In its lawsuit, Reddit said Anthropic had also declined to enter into a licensing agreement for data and had unjustly enriched itself at Reddit’s expense.
Reddit sued Anthropic on Wednesday, accusing the artificial intelligence start-up of unlawfully using the data of Reddit’s more than 100 million daily users to train its A.I. systems.
The lawsuit, which was filed in the Superior Court of California in San Francisco, claimed that Anthropic had obtained access or tried to obtain access to Reddit data more than 100,000 times, in a breach of the online platform’s content policies. Anthropic also declined to enter into a licensing agreement for the data, the lawsuit said, and unjustly enriched itself at Reddit’s expense.
“We will not tolerate profit-seeking entities like Anthropic commercially exploiting Reddit content for billions of dollars without any return for redditors or respect for their privacy,” Ben Lee, Reddit’s chief legal officer, said in a statement. “A.I. companies should not be allowed to scrape information and content from people without clear limitations on how they can use that data.”

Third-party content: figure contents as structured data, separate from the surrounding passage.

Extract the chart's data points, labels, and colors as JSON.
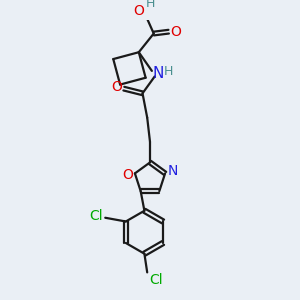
{
  "bg_color": "#eaeff5",
  "bond_color": "#1a1a1a",
  "bond_width": 1.6,
  "atom_colors": {
    "O": "#e00000",
    "N": "#2020e0",
    "Cl": "#00aa00",
    "H_teal": "#4a8f8f",
    "C": "#1a1a1a"
  }
}
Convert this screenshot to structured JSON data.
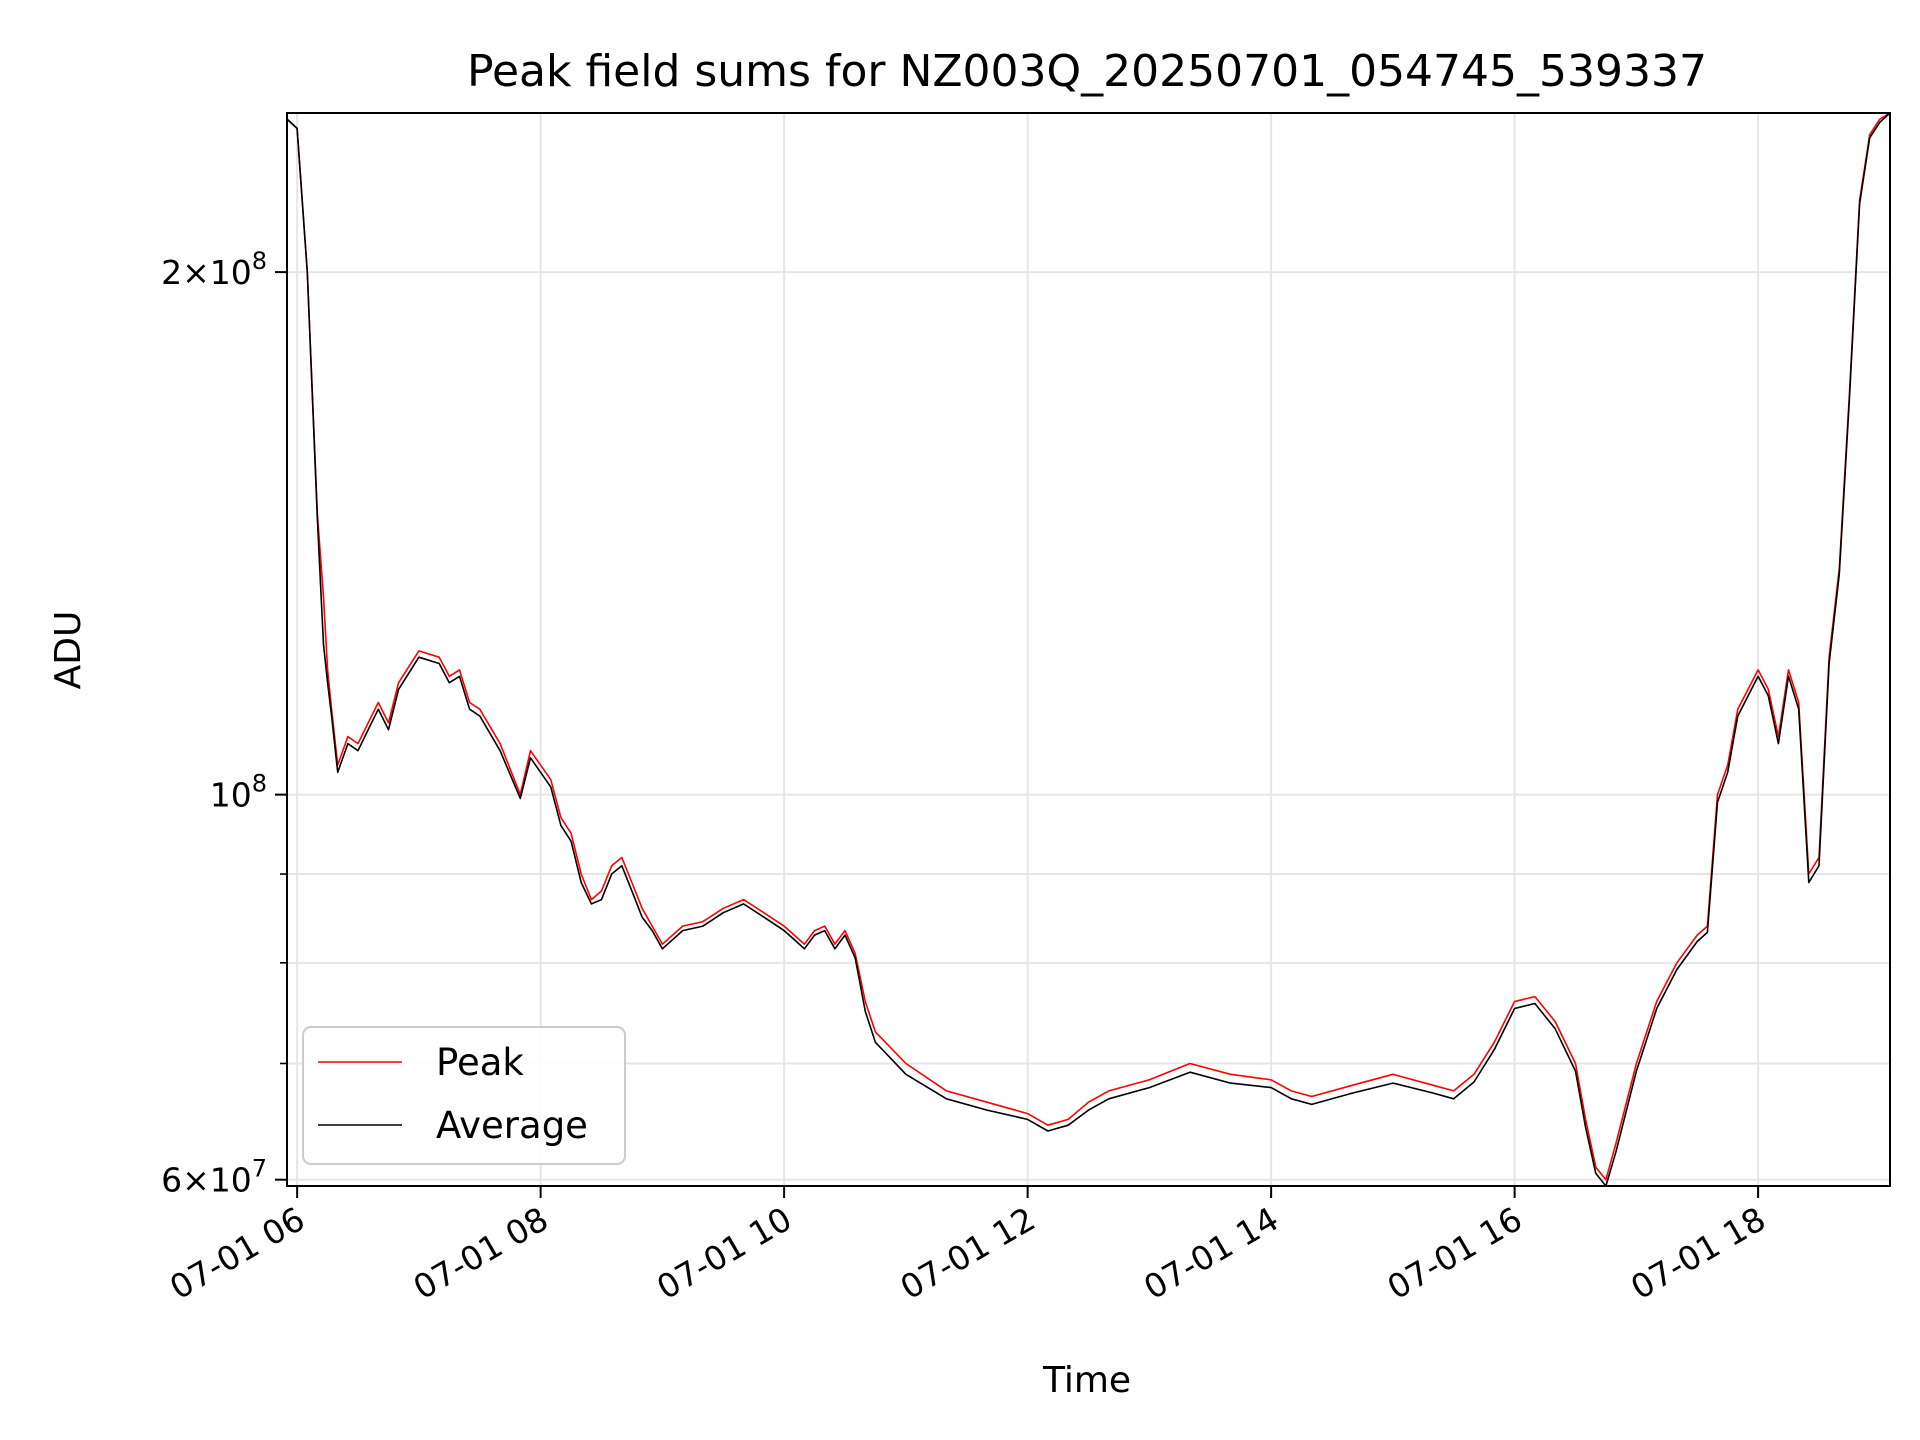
{
  "chart_data": {
    "type": "line",
    "title": "Peak field sums for NZ003Q_20250701_054745_539337",
    "xlabel": "Time",
    "ylabel": "ADU",
    "y_scale": "log",
    "ylim": [
      59500000,
      247000000
    ],
    "xlim": [
      "2025-07-01 05:55",
      "2025-07-01 19:05"
    ],
    "grid": true,
    "legend_position": "lower-left",
    "x_tick_labels": [
      "07-01 06",
      "07-01 08",
      "07-01 10",
      "07-01 12",
      "07-01 14",
      "07-01 16",
      "07-01 18"
    ],
    "x_ticks": [
      "2025-07-01 06:00",
      "2025-07-01 08:00",
      "2025-07-01 10:00",
      "2025-07-01 12:00",
      "2025-07-01 14:00",
      "2025-07-01 16:00",
      "2025-07-01 18:00"
    ],
    "y_major_ticks": [
      {
        "value": 60000000,
        "mantissa": "6",
        "exponent": "7"
      },
      {
        "value": 100000000,
        "mantissa": "",
        "exponent": "8"
      },
      {
        "value": 200000000,
        "mantissa": "2",
        "exponent": "8"
      }
    ],
    "y_minor_ticks": [
      70000000,
      80000000,
      90000000
    ],
    "series": [
      {
        "name": "Peak",
        "color": "#ff0000",
        "x": [
          "05:55",
          "06:00",
          "06:05",
          "06:10",
          "06:13",
          "06:15",
          "06:17",
          "06:20",
          "06:25",
          "06:30",
          "06:35",
          "06:40",
          "06:45",
          "06:50",
          "07:00",
          "07:10",
          "07:15",
          "07:20",
          "07:25",
          "07:30",
          "07:40",
          "07:50",
          "07:55",
          "08:00",
          "08:05",
          "08:10",
          "08:15",
          "08:20",
          "08:25",
          "08:30",
          "08:35",
          "08:40",
          "08:45",
          "08:50",
          "08:55",
          "09:00",
          "09:10",
          "09:20",
          "09:30",
          "09:40",
          "09:50",
          "10:00",
          "10:05",
          "10:10",
          "10:15",
          "10:20",
          "10:25",
          "10:30",
          "10:35",
          "10:40",
          "10:45",
          "11:00",
          "11:20",
          "11:40",
          "12:00",
          "12:10",
          "12:20",
          "12:30",
          "12:40",
          "13:00",
          "13:20",
          "13:40",
          "14:00",
          "14:10",
          "14:20",
          "14:40",
          "15:00",
          "15:20",
          "15:30",
          "15:40",
          "15:50",
          "16:00",
          "16:10",
          "16:20",
          "16:30",
          "16:35",
          "16:40",
          "16:45",
          "16:50",
          "17:00",
          "17:10",
          "17:20",
          "17:30",
          "17:35",
          "17:40",
          "17:45",
          "17:50",
          "18:00",
          "18:05",
          "18:10",
          "18:15",
          "18:20",
          "18:25",
          "18:30",
          "18:35",
          "18:40",
          "18:45",
          "18:50",
          "18:55",
          "19:00",
          "19:05"
        ],
        "y": [
          245000000,
          242000000,
          200000000,
          145000000,
          130000000,
          118000000,
          112000000,
          104000000,
          108000000,
          107000000,
          110000000,
          113000000,
          110000000,
          116000000,
          121000000,
          120000000,
          117000000,
          118000000,
          113000000,
          112000000,
          107000000,
          100000000,
          106000000,
          104000000,
          102000000,
          97000000,
          95000000,
          90000000,
          87000000,
          88000000,
          91000000,
          92000000,
          89000000,
          86000000,
          84000000,
          82000000,
          84000000,
          84500000,
          86000000,
          87000000,
          85500000,
          84000000,
          83000000,
          82000000,
          83500000,
          84000000,
          82000000,
          83500000,
          81000000,
          76000000,
          73000000,
          70000000,
          67500000,
          66500000,
          65500000,
          64500000,
          65000000,
          66500000,
          67500000,
          68500000,
          70000000,
          69000000,
          68500000,
          67500000,
          67000000,
          68000000,
          69000000,
          68000000,
          67500000,
          69000000,
          72000000,
          76000000,
          76500000,
          74000000,
          70000000,
          65000000,
          61000000,
          60000000,
          63000000,
          70000000,
          76000000,
          80000000,
          83000000,
          84000000,
          100000000,
          104000000,
          112000000,
          118000000,
          115000000,
          108000000,
          118000000,
          113000000,
          90000000,
          92000000,
          120000000,
          135000000,
          170000000,
          220000000,
          240000000,
          245000000,
          247000000
        ]
      },
      {
        "name": "Average",
        "color": "#000000",
        "x": [
          "05:55",
          "06:00",
          "06:05",
          "06:10",
          "06:13",
          "06:15",
          "06:17",
          "06:20",
          "06:25",
          "06:30",
          "06:35",
          "06:40",
          "06:45",
          "06:50",
          "07:00",
          "07:10",
          "07:15",
          "07:20",
          "07:25",
          "07:30",
          "07:40",
          "07:50",
          "07:55",
          "08:00",
          "08:05",
          "08:10",
          "08:15",
          "08:20",
          "08:25",
          "08:30",
          "08:35",
          "08:40",
          "08:45",
          "08:50",
          "08:55",
          "09:00",
          "09:10",
          "09:20",
          "09:30",
          "09:40",
          "09:50",
          "10:00",
          "10:05",
          "10:10",
          "10:15",
          "10:20",
          "10:25",
          "10:30",
          "10:35",
          "10:40",
          "10:45",
          "11:00",
          "11:20",
          "11:40",
          "12:00",
          "12:10",
          "12:20",
          "12:30",
          "12:40",
          "13:00",
          "13:20",
          "13:40",
          "14:00",
          "14:10",
          "14:20",
          "14:40",
          "15:00",
          "15:20",
          "15:30",
          "15:40",
          "15:50",
          "16:00",
          "16:10",
          "16:20",
          "16:30",
          "16:35",
          "16:40",
          "16:45",
          "16:50",
          "17:00",
          "17:10",
          "17:20",
          "17:30",
          "17:35",
          "17:40",
          "17:45",
          "17:50",
          "18:00",
          "18:05",
          "18:10",
          "18:15",
          "18:20",
          "18:25",
          "18:30",
          "18:35",
          "18:40",
          "18:45",
          "18:50",
          "18:55",
          "19:00",
          "19:05"
        ],
        "y": [
          245000000,
          242000000,
          200000000,
          144000000,
          122000000,
          116000000,
          111000000,
          103000000,
          107000000,
          106000000,
          109000000,
          112000000,
          109000000,
          115000000,
          120000000,
          119000000,
          116000000,
          117000000,
          112000000,
          111000000,
          106000000,
          99500000,
          105000000,
          103000000,
          101000000,
          96000000,
          94000000,
          89000000,
          86500000,
          87000000,
          90000000,
          91000000,
          88000000,
          85000000,
          83500000,
          81500000,
          83500000,
          84000000,
          85500000,
          86500000,
          85000000,
          83500000,
          82500000,
          81500000,
          83000000,
          83500000,
          81500000,
          83000000,
          80500000,
          75000000,
          72000000,
          69000000,
          66800000,
          65800000,
          65000000,
          64000000,
          64500000,
          65800000,
          66800000,
          67800000,
          69200000,
          68200000,
          67800000,
          66800000,
          66300000,
          67300000,
          68200000,
          67300000,
          66800000,
          68300000,
          71300000,
          75300000,
          75800000,
          73300000,
          69300000,
          64300000,
          60500000,
          59500000,
          62300000,
          69300000,
          75300000,
          79300000,
          82300000,
          83300000,
          99000000,
          103000000,
          111000000,
          117000000,
          114000000,
          107000000,
          117000000,
          112000000,
          89000000,
          91000000,
          119000000,
          134000000,
          169000000,
          219000000,
          239000000,
          244000000,
          247000000
        ]
      }
    ]
  }
}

A spokeswoman for Anthropic did not immediately provide a comment.
The lawsuit was the latest clash over the use of digital data by A.I. companies amid a heated race to develop the technology. For years, A.I. companies have gobbled up as much data across the internet as possible to fine-tune their systems, which rely on information to improve the responses they generate. But those data sources are quickly drying up, as companies lock down more of their data to keep it from being used without permission.
Reddit, which is 20 years old and went public last year, is among a generation of social media companies with a wealth of user-generated conversational data. The site is a kind of social message board, where people can hold discussions on any number of topics, from dogs to television shows to cryptocurrency.
In recent years, Reddit executives began realizing just how valuable the company’s data was to the rest of the industry. Steve Huffman, Reddit’s chief executive, began talking to companies like Google and OpenAI to potentially strike licensing deals. Reddit eventually reached deals with Google and OpenAI for access to Reddit public conversation data to train their A.I. systems for a fee.